The Shakespeare Conference: SHK 29.0152 Wednesday, 28 February 2018
From: William Sutton <
Date: February 28, 2018 at 6:46:28 AM EST
Subject: Re: SHAKSPER: Richard III/Shorthand
Hi All,
Tad asked for some simple indications of how these shorthand people did what they did and got away with it. I don’t believe for a second they did. But that said there were shorthand stenographers at churches a-plenty. Maybe Gerald could find some indications of their methodologies? What Madeleine Doran said almost a century ago ain’t helping your argument. The warning in a play of 1623 of not letting in brachygraphers to take notes says diddley-squat too.
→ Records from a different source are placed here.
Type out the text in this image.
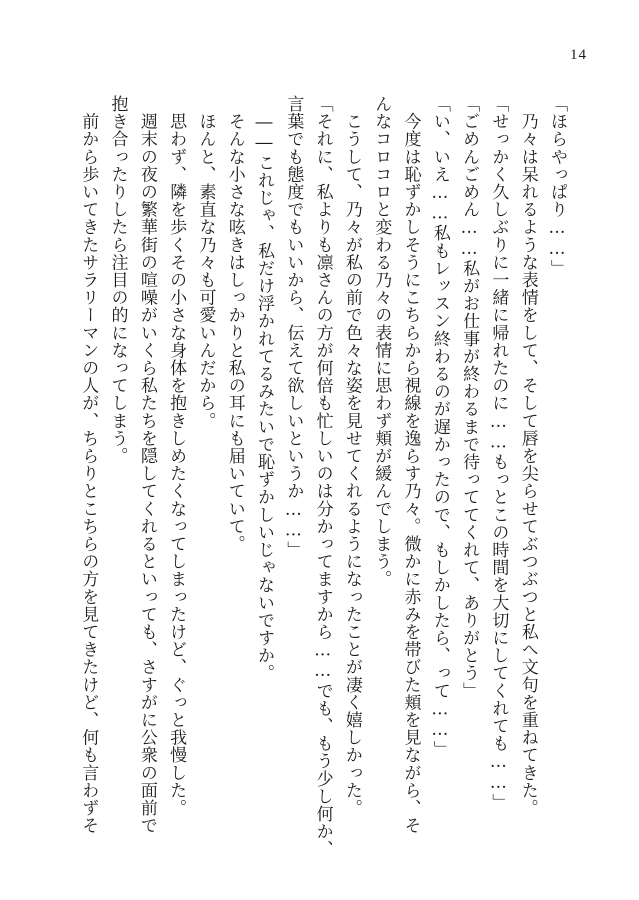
14
「ほらやっぱり……」
　乃々は呆れるような表情をして、そして唇を尖らせてぶつぶつと私へ文句を重ねてきた。
「せっかく久しぶりに一緒に帰れたのに……もっとこの時間を大切にしてくれても……」
「ごめんごめん……私がお仕事が終わるまで待っててくれて、ありがとう」
「い、いえ……私もレッスン終わるのが遅かったので、もしかしたら、って……」
　今度は恥ずかしそうにこちらから視線を逸らす乃々。微かに赤みを帯びた頬を見ながら、そ
んなコロコロと変わる乃々の表情に思わず頬が緩んでしまう。
　こうして、乃々が私の前で色々な姿を見せてくれるようになったことが凄く嬉しかった。
「それに、私よりも凛さんの方が何倍も忙しいのは分かってますから……でも、もう少し何か、
言葉でも態度でもいいから、伝えて欲しいというか……」
　――これじゃ、私だけ浮かれてるみたいで恥ずかしいじゃないですか。
　そんな小さな呟きはしっかりと私の耳にも届いていて。
　ほんと、素直な乃々も可愛いんだから。
　思わず、隣を歩くその小さな身体を抱きしめたくなってしまったけど、ぐっと我慢した。
　週末の夜の繁華街の喧噪がいくら私たちを隠してくれるといっても、さすがに公衆の面前で
抱き合ったりしたら注目の的になってしまう。
　前から歩いてきたサラリーマンの人が、ちらりとこちらの方を見てきたけど、何も言わずそ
Your default mode back to Bordeaux and your belief that it was a shorthand recorded play also displays no explanations of how on earth they could get away with it. You’ve been to an open outdoor theatre right? You can see everyone in the galleries and in the pit. It’s daylight. Someone scribbling notes even in the 21st C is noticeable. Hell’s teeth, try taking photos with your mobile phone. But if I ran the Globe I’d experiment with shorthand artistes trying their damnedest to record a play. You can try surreptitiously too but I don’t grant you any success. Get a court stenographer with their machine to do it. Your shorthand spies require teamwork so complicated it falls off Ockham’s razor edge. Not to mention: quill or pencil, wax tablet or rough parchment, lap desk or lap dog? Convince me of the ability to be able to take notes of speaking actors on a stage, by shorthand or phonetically and I just might give your shorthand a chance. Chances are you're backing up a fiction. Surely we can put this idea to bed forever.
Like Richard Field marrying the daughter, and not the wife of Thomas Vautrollier.
Another fiction that some still hold on authority gone by.